Digital Capabilities: As with all modules, students are expected to engage with online material and resources via SurreyLearn, and other digital platforms. Students are encouraged to communicate with one another and work together in groups, utilising digital collaborative tools. Students will be encouraged to search for scientific articles in online databases to complete both assessments.
Global and Cultural Capabilities: Students will engage critically with exemplars of empirical research and reflect on inclusivity of the methods employed and considerations of diversity and equality in the populations studied.
Resourcefulness and Resilience: The learning, teaching and assessment strategy for this module has been designed to encourage active participation, peer support and reflective engagement. Students will be asked to share ideas, appreciate potential barriers and challenges faced by others, and provide support and show empathy towards each other in working towards achieving successful outcomes.
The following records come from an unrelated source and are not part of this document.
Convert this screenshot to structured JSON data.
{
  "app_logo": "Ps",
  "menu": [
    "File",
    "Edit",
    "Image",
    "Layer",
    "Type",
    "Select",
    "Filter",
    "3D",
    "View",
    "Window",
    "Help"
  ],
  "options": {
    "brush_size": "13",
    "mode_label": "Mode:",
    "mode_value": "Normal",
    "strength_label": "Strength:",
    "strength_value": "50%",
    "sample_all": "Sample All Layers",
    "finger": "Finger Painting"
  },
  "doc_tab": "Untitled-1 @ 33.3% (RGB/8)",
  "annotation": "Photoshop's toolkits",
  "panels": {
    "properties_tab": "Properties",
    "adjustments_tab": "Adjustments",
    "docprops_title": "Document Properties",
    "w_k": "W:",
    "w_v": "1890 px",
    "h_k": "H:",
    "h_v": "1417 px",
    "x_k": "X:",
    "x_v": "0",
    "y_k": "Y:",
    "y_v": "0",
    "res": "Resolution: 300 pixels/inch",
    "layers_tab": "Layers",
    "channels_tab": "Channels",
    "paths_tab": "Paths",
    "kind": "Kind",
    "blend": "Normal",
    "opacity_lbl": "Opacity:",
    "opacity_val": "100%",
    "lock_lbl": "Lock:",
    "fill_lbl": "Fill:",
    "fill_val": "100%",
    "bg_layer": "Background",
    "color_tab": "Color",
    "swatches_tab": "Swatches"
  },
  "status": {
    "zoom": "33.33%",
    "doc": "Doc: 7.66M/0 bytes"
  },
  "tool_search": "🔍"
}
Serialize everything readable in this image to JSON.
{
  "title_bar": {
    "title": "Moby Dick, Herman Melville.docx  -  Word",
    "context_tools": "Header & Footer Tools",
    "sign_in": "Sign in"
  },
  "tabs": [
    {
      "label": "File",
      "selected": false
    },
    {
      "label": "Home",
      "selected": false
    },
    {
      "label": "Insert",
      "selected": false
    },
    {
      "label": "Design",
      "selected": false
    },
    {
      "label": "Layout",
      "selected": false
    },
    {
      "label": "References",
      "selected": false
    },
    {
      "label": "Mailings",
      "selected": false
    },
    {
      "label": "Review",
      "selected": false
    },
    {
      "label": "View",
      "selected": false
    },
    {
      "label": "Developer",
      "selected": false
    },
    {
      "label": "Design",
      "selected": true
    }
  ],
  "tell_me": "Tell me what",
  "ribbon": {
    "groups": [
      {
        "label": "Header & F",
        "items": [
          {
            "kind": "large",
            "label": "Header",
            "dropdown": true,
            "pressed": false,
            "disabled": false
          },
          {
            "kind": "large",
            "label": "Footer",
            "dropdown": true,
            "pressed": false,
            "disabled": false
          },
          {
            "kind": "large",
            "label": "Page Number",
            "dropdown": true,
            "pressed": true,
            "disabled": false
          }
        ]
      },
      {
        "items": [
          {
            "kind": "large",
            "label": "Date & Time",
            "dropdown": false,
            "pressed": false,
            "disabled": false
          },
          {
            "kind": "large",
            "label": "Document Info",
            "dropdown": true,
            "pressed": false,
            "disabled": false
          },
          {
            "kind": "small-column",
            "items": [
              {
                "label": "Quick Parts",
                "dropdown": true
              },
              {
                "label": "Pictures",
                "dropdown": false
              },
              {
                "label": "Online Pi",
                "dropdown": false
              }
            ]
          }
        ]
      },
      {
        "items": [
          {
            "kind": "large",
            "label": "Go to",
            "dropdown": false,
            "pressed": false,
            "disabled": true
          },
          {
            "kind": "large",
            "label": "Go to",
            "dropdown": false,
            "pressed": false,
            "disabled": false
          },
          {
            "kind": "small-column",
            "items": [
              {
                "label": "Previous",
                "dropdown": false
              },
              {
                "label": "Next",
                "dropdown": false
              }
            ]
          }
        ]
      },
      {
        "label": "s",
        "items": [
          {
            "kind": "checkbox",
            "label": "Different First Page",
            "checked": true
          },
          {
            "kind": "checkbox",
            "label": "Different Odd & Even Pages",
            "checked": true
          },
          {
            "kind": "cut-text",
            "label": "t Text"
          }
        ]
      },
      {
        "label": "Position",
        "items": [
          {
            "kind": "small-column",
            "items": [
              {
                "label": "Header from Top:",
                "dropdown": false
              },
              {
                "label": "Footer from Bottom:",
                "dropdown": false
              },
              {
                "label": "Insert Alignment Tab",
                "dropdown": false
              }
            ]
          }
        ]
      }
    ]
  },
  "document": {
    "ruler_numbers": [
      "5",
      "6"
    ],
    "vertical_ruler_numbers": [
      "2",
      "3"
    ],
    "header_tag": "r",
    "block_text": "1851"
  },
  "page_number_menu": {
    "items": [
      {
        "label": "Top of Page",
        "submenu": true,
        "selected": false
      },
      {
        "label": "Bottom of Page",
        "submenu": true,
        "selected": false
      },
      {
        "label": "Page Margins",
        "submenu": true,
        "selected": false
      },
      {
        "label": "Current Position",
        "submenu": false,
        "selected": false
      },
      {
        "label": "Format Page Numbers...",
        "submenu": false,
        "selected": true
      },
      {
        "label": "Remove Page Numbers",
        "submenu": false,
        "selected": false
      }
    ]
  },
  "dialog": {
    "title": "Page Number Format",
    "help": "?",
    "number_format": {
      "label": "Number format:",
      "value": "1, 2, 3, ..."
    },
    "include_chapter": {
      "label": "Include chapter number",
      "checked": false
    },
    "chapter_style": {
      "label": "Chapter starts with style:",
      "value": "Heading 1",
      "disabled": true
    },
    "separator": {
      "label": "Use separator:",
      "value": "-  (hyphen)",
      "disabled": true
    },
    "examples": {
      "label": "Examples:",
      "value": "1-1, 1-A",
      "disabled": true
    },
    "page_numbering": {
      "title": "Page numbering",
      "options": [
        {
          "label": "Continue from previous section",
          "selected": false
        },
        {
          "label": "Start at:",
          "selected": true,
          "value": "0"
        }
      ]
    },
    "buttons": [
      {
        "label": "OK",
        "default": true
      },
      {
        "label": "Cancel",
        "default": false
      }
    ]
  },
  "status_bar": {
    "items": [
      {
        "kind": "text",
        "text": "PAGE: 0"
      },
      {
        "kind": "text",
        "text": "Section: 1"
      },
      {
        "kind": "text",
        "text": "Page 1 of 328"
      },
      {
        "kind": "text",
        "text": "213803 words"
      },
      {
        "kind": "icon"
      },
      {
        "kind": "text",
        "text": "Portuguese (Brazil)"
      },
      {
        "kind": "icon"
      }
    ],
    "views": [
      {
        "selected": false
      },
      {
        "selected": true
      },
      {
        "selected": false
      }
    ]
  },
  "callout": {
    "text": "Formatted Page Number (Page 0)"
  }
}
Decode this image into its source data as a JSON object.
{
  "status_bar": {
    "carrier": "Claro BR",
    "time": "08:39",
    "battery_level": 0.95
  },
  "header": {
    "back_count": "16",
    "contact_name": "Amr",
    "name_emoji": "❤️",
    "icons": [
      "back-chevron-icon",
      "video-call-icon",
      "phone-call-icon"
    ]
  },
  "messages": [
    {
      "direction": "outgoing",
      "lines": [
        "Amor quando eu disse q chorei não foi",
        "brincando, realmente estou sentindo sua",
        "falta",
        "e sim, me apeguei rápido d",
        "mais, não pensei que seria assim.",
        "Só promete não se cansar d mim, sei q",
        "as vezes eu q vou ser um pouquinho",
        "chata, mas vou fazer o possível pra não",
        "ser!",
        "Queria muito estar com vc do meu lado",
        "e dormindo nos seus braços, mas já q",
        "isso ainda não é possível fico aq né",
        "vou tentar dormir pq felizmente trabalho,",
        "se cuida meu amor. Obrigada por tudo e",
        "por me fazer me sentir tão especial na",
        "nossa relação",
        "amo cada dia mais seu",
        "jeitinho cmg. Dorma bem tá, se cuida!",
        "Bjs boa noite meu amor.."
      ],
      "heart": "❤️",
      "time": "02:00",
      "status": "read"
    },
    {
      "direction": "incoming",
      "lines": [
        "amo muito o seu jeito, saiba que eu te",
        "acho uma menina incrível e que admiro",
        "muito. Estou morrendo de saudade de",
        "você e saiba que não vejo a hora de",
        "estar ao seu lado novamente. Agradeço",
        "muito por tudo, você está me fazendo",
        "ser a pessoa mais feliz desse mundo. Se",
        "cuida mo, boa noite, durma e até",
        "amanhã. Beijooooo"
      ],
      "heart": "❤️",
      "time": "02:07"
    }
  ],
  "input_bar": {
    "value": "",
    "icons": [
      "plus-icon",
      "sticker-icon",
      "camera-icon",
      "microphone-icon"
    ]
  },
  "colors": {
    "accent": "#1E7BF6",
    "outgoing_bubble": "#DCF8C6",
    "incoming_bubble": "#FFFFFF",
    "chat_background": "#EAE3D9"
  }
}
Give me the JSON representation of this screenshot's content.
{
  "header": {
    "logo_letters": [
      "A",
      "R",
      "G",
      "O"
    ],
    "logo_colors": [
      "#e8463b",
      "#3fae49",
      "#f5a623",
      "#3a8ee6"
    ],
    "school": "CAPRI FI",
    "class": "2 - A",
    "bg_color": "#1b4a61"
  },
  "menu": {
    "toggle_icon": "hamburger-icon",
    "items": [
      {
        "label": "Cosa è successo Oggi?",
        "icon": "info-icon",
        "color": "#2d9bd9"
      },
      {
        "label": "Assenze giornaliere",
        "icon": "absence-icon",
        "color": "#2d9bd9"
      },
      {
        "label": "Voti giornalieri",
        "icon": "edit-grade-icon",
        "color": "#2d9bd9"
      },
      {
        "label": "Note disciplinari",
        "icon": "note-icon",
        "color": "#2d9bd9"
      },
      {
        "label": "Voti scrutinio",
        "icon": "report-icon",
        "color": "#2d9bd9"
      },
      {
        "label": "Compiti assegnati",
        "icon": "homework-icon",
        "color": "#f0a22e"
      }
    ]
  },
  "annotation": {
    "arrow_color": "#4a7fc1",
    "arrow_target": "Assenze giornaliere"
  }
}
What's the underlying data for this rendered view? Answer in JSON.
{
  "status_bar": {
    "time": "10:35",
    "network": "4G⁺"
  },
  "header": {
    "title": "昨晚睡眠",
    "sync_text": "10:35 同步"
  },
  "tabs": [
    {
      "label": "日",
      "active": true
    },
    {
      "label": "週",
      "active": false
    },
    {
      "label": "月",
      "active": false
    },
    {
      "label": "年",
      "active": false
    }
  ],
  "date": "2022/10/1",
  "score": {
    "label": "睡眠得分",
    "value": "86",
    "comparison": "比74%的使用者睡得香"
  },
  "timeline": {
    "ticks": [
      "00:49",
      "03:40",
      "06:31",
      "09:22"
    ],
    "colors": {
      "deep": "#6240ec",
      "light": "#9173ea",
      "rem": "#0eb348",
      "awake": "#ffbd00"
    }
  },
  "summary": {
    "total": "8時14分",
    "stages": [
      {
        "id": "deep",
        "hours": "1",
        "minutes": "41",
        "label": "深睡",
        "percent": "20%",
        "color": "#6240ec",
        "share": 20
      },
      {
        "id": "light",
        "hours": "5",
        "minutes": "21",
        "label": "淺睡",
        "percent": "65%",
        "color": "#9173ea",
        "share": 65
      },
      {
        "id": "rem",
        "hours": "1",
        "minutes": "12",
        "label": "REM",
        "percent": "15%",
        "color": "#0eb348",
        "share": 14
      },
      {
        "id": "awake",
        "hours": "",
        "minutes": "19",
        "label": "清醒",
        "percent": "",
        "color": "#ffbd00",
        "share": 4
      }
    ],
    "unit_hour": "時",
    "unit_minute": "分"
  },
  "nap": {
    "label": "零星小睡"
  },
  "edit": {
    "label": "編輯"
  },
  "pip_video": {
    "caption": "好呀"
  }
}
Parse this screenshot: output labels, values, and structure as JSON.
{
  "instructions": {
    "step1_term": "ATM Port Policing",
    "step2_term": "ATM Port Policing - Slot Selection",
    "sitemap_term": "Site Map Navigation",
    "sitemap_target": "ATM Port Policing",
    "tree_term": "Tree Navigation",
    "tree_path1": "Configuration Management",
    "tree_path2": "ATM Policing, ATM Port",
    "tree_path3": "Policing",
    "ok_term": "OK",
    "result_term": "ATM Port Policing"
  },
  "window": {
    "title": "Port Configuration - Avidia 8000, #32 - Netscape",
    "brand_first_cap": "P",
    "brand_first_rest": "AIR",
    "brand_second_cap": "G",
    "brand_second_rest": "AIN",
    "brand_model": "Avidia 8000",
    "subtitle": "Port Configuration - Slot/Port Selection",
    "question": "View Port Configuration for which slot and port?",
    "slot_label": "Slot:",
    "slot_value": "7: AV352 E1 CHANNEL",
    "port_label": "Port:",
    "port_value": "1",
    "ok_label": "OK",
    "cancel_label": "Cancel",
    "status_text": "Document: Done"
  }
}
Formative assessments and feedback practices provide an opportunity for students to fail and learn from the experience, building confidence and self-efficacy
Programmes this module appears in
|Psychology BSc (Hons)(CORE)
|Each unit of assessment must be passed at 40% to pass the module
Please note that the information detailed within this record is accurate at the time of publishing and may be subject to change. This record contains information for the most up to date version of the programme / module for the 2023/4 academic year.